[Lingtyp] Query: extended direct speech

Spronck, Stef stef.spronck at helsinki.fi
Wed Apr 24 16:07:10 UTC 2019

Dear Denis,

This is a very interesting case! But how is it different from instances in English, for example, where a non-speech verb is used in a direct speech construction, like 'Then he knew: "today is the day"'?

Tanya Nikitina and I have a discussion paper in a next issue of LT, in which we argue that reported speech (as a cover term for sub-construction types such as direct and indirect speech) carries a specific meaning independent of verba dicendi that may or may not be used with it in a particular language. (Elsewhere I have called this construction a framing construction, following Bill McGregor and Alan Rumsey. I would suggest that the example you cite fits this description: cognition verbs may either pattern with framing constructions or can alternate between a framing construction, or another complex clause construction (e.g. complementation).)

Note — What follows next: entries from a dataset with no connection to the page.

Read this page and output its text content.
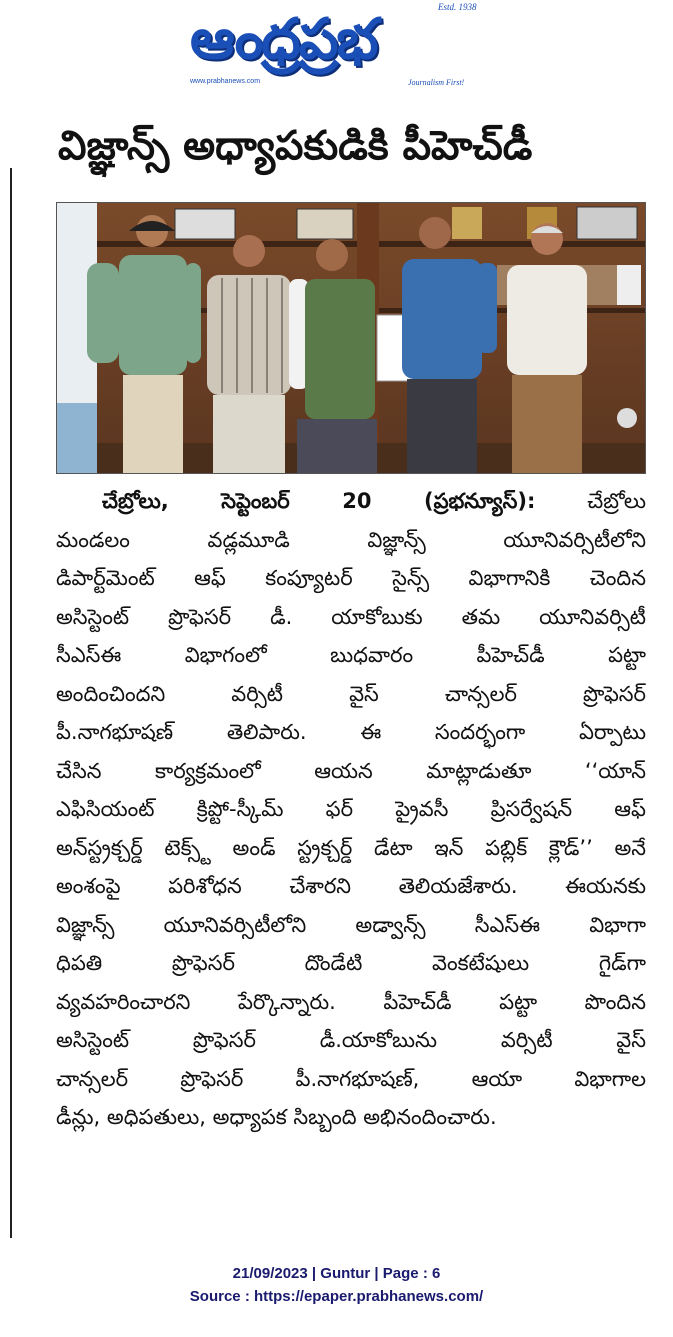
ఆంధ్రప్రభ	Estd. 1938
www.prabhanews.com	Journalism First!
విజ్ఞాన్స్ అధ్యాపకుడికి పీహెచ్‌డీ
చేబ్రోలు, సెప్టెంబర్ 20 (ప్రభన్యూస్): చేబ్రోలు
మండలం వడ్లమూడి విజ్ఞాన్స్ యూనివర్సిటీలోని
డిపార్ట్‌మెంట్ ఆఫ్ కంప్యూటర్ సైన్స్ విభాగానికి చెందిన
అసిస్టెంట్ ప్రొఫెసర్ డీ. యాకోబుకు తమ యూనివర్సిటీ
సీఎస్ఈ విభాగంలో బుధవారం పీహెచ్‌డీ పట్టా
అందించిందని వర్సిటీ వైస్ చాన్సలర్ ప్రొఫెసర్
పీ.నాగభూషణ్ తెలిపారు. ఈ సందర్భంగా ఏర్పాటు
చేసిన కార్యక్రమంలో ఆయన మాట్లాడుతూ ‘‘యాన్
ఎఫిసియంట్ క్రిప్టో-స్కీమ్ ఫర్ ప్రైవసీ ప్రిసర్వేషన్ ఆఫ్
అన్‌స్ట్రక్చర్డ్ టెక్స్ట్ అండ్ స్ట్రక్చర్డ్ డేటా ఇన్ పబ్లిక్ క్లౌడ్’’ అనే
అంశంపై పరిశోధన చేశారని తెలియజేశారు. ఈయనకు
విజ్ఞాన్స్ యూనివర్సిటీలోని అడ్వాన్స్ సీఎస్ఈ విభాగా
ధిపతి ప్రొఫెసర్ దొండేటి వెంకటేషులు గైడ్‌గా
వ్యవహరించారని పేర్కొన్నారు. పీహెచ్‌డీ పట్టా పొందిన
అసిస్టెంట్ ప్రొఫెసర్ డీ.యాకోబును వర్సిటీ వైస్
చాన్సలర్ ప్రొఫెసర్ పీ.నాగభూషణ్, ఆయా విభాగాల
డీన్లు, అధిపతులు, అధ్యాపక సిబ్బంది అభినందించారు.
21/09/2023 | Guntur | Page : 6
Source : https://epaper.prabhanews.com/
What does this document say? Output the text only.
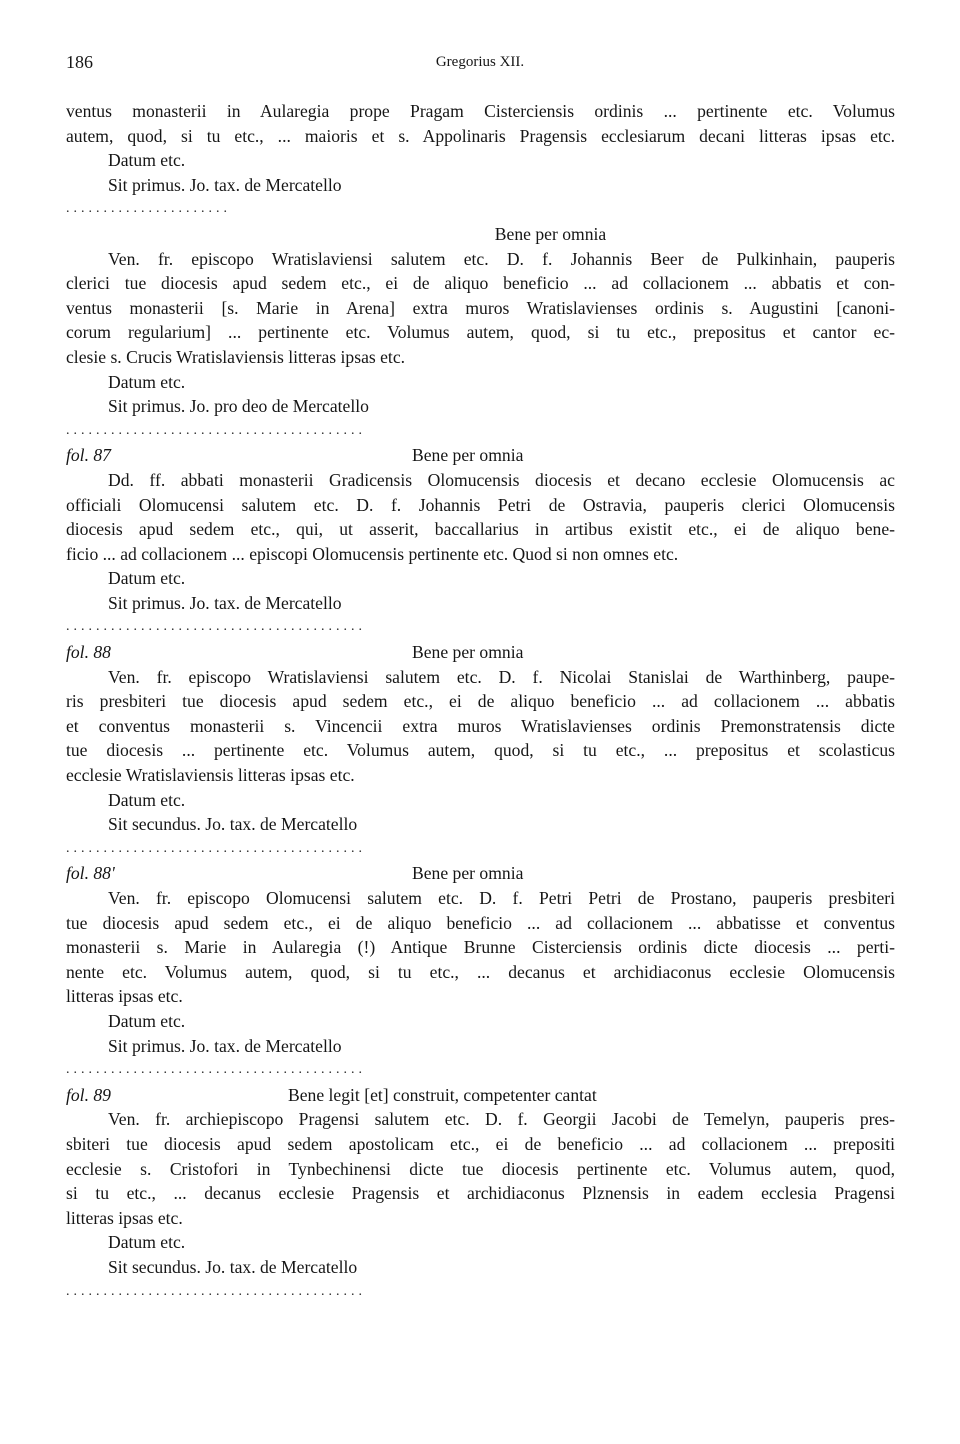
186	Gregorius XII.
ventus monasterii in Aularegia prope Pragam Cisterciensis ordinis ... pertinente etc. Volumus
autem, quod, si tu etc., ... maioris et s. Appolinaris Pragensis ecclesiarum decani litteras ipsas etc.
Datum etc.
Sit primus. Jo. tax. de Mercatello
......................
Bene per omnia
Ven. fr. episcopo Wratislaviensi salutem etc. D. f. Johannis Beer de Pulkinhain, pauperis
clerici tue diocesis apud sedem etc., ei de aliquo beneficio ... ad collacionem ... abbatis et con-
ventus monasterii [s. Marie in Arena] extra muros Wratislavienses ordinis s. Augustini [canoni-
corum regularium] ... pertinente etc. Volumus autem, quod, si tu etc., prepositus et cantor ec-
clesie s. Crucis Wratislaviensis litteras ipsas etc.
Datum etc.
Sit primus. Jo. pro deo de Mercatello
........................................
fol. 87	Bene per omnia
Dd. ff. abbati monasterii Gradicensis Olomucensis diocesis et decano ecclesie Olomucensis ac
officiali Olomucensi salutem etc. D. f. Johannis Petri de Ostravia, pauperis clerici Olomucensis
diocesis apud sedem etc., qui, ut asserit, baccallarius in artibus existit etc., ei de aliquo bene-
ficio ... ad collacionem ... episcopi Olomucensis pertinente etc. Quod si non omnes etc.
Datum etc.
Sit primus. Jo. tax. de Mercatello
........................................
fol. 88	Bene per omnia
Ven. fr. episcopo Wratislaviensi salutem etc. D. f. Nicolai Stanislai de Warthinberg, paupe-
ris presbiteri tue diocesis apud sedem etc., ei de aliquo beneficio ... ad collacionem ... abbatis
et conventus monasterii s. Vincencii extra muros Wratislavienses ordinis Premonstratensis dicte
tue diocesis ... pertinente etc. Volumus autem, quod, si tu etc., ... prepositus et scolasticus
ecclesie Wratislaviensis litteras ipsas etc.
Datum etc.
Sit secundus. Jo. tax. de Mercatello
........................................
fol. 88'	Bene per omnia
Ven. fr. episcopo Olomucensi salutem etc. D. f. Petri Petri de Prostano, pauperis presbiteri
tue diocesis apud sedem etc., ei de aliquo beneficio ... ad collacionem ... abbatisse et conventus
monasterii s. Marie in Aularegia (!) Antique Brunne Cisterciensis ordinis dicte diocesis ... perti-
nente etc. Volumus autem, quod, si tu etc., ... decanus et archidiaconus ecclesie Olomucensis
litteras ipsas etc.
Datum etc.
Sit primus. Jo. tax. de Mercatello
........................................
fol. 89	Bene legit [et] construit, competenter cantat
Ven. fr. archiepiscopo Pragensi salutem etc. D. f. Georgii Jacobi de Temelyn, pauperis pres-
sbiteri tue diocesis apud sedem apostolicam etc., ei de beneficio ... ad collacionem ... prepositi
ecclesie s. Cristofori in Tynbechinensi dicte tue diocesis pertinente etc. Volumus autem, quod,
si tu etc., ... decanus ecclesie Pragensis et archidiaconus Plznensis in eadem ecclesia Pragensi
litteras ipsas etc.
Datum etc.
Sit secundus. Jo. tax. de Mercatello
........................................
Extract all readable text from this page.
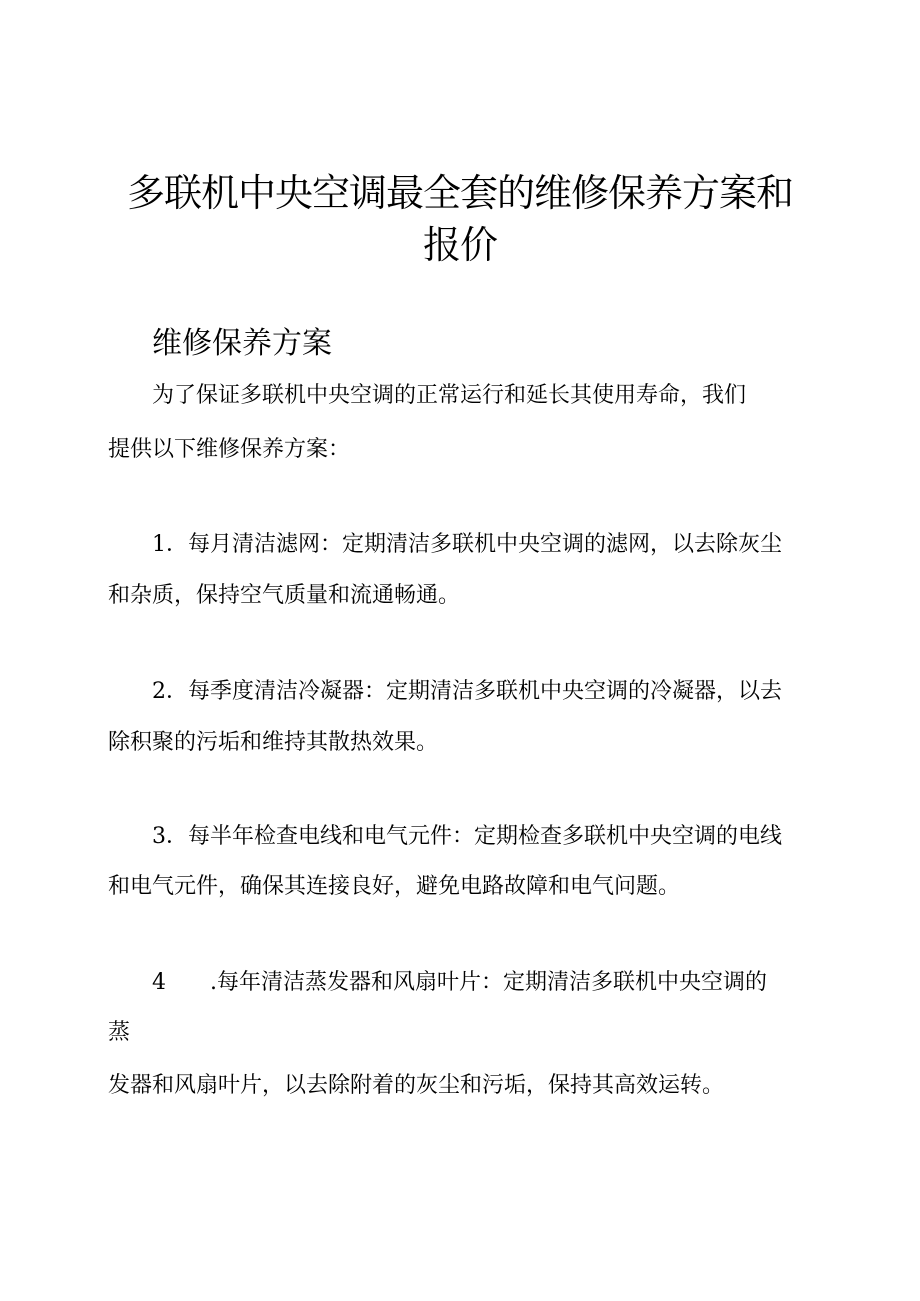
多联机中央空调最全套的维修保养方案和
报价
维修保养方案

为了保证多联机中央空调的正常运行和延长其使用寿命，我们

提供以下维修保养方案：

1．每月清洁滤网：定期清洁多联机中央空调的滤网，以去除灰尘

和杂质，保持空气质量和流通畅通。

2．每季度清洁冷凝器：定期清洁多联机中央空调的冷凝器，以去

除积聚的污垢和维持其散热效果。

3．每半年检查电线和电气元件：定期检查多联机中央空调的电线

和电气元件，确保其连接良好，避免电路故障和电气问题。

4　　.每年清洁蒸发器和风扇叶片：定期清洁多联机中央空调的

蒸

发器和风扇叶片，以去除附着的灰尘和污垢，保持其高效运转。
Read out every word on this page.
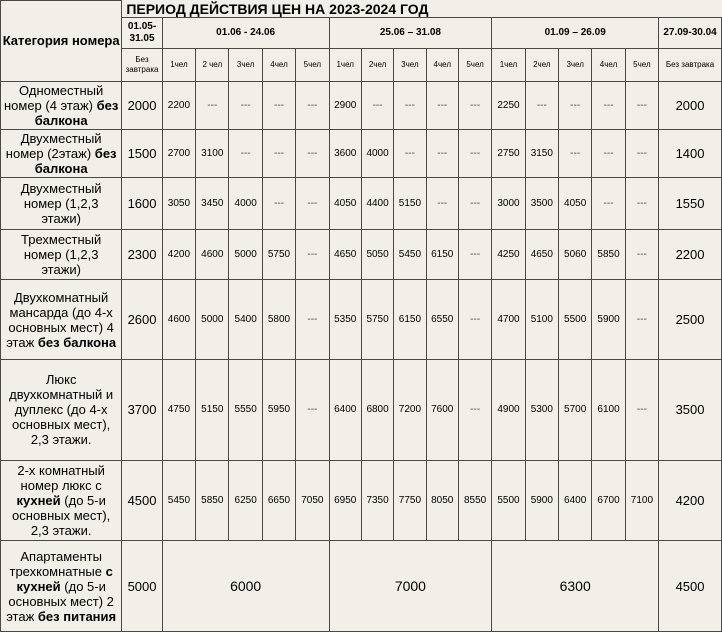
Категория номера	ПЕРИОД ДЕЙСТВИЯ ЦЕН НА 2023-2024 ГОД																
	01.05-31.05	01.06 - 24.06					25.06 – 31.08					01.09 – 26.09					27.09-30.04
	Без завтрака	1чел	2 чел	3чел	4чел	5чел	1чел	2чел	3чел	4чел	5чел	1чел	2чел	3чел	4чел	5чел	Без завтрака
Одноместный номер (4 этаж) без балкона	2000	2200	---	---	---	---	2900	---	---	---	---	2250	---	---	---	---	2000
Двухместный номер (2этаж) без балкона	1500	2700	3100	---	---	---	3600	4000	---	---	---	2750	3150	---	---	---	1400
Двухместный номер (1,2,3 этажи)	1600	3050	3450	4000	---	---	4050	4400	5150	---	---	3000	3500	4050	---	---	1550
Трехместный номер (1,2,3 этажи)	2300	4200	4600	5000	5750	---	4650	5050	5450	6150	---	4250	4650	5060	5850	---	2200
Двухкомнатный мансарда (до 4-х основных мест) 4 этаж без балкона	2600	4600	5000	5400	5800	---	5350	5750	6150	6550	---	4700	5100	5500	5900	---	2500
Люкс двухкомнатный и дуплекс (до 4-х основных мест), 2,3 этажи.	3700	4750	5150	5550	5950	---	6400	6800	7200	7600	---	4900	5300	5700	6100	---	3500
2-х комнатный номер люкс с кухней (до 5-и основных мест), 2,3 этажи.	4500	5450	5850	6250	6650	7050	6950	7350	7750	8050	8550	5500	5900	6400	6700	7100	4200
Апартаменты трехкомнатные с кухней (до 5-и основных мест) 2 этаж без питания	5000	6000					7000					6300					4500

Incidentally, we have just started a typological project in Helsinki looking into constructions that we have labelled 'extended reported speech', with which we mostly mean constructions that that look like reported speech, but that carry a non-speech function (e.g. indirect causation, temporal functions etc). Asking what type of matrix verbs can occur within reported speech constructions in a specific language presents an interesting different take on that same phenomenon.

Best wishes,

Dr Stef Spronck
Postdoctoral researcher at the University of Helsinki (HU Humanities Programme; Indigenous languages)
Research affiliate at CoEDL<http://www.dynamicsoflanguage.edu.au/>, The Australian National University and FunC<https://www.arts.kuleuven.be/ling/func>, University of Leuven
Associate editor at Language under Discussion<http://ludjournal.org/index.php?journal=LUD&page=index> and section editor (Typology/Pragmatics) at Open Linguistics<https://www.degruyter.com/view/j/opli>

From: Lingtyp <lingtyp-bounces at listserv.linguistlist.org> On Behalf Of Denis CREISSELS
Sent: 24 April 2019 18:24
To: lingtyp at listserv.linguistlist.org
Subject: [Lingtyp] Query: extended direct speech

Dear all,

By 'extended direct speech', I mean constructions involving a main verb which is not a verb of saying and a subordinate clause which does not refer to a speech act, but in which first person pronouns or indexes in the subordinate clause behave exactly in the same way as in direct speech, in the sense that they do not refer to the speaker, but to the subject of the matrix clause. This pattern is regularly (although optionally) found in Jóola Fóoñi (aka Diola-Fogny, an Atlantic language of Senegal), in the complementation of 'know' and other cognitive verbs.

For example, in Jóola Fooñi, 'The childi knows that hisi mother worked hard for himi' is commonly expressed as literally 'The child knows that my mother worked hard for me'. The obvious explanation is that such a sentence can be paraphrased as 'The child knows (something he could express by saying:) my mother worked hard for me'. One must therefore consider the possibility that, cross-linguistically, similar sentences occur more or less sporadically in spontaneous speech with a special intonation, as a 'figure of speech' of the type termed 'anacoluthon' in classical rhetoric. What is special in the case of Jóola Fóoñi is that such a formulation is stylistically neutral, does not necessitate a special intonation, and is not deemed deviant by speakers.

I would be interested to know whether a similar routinization of 'extended direct speech' has been observed in other languages.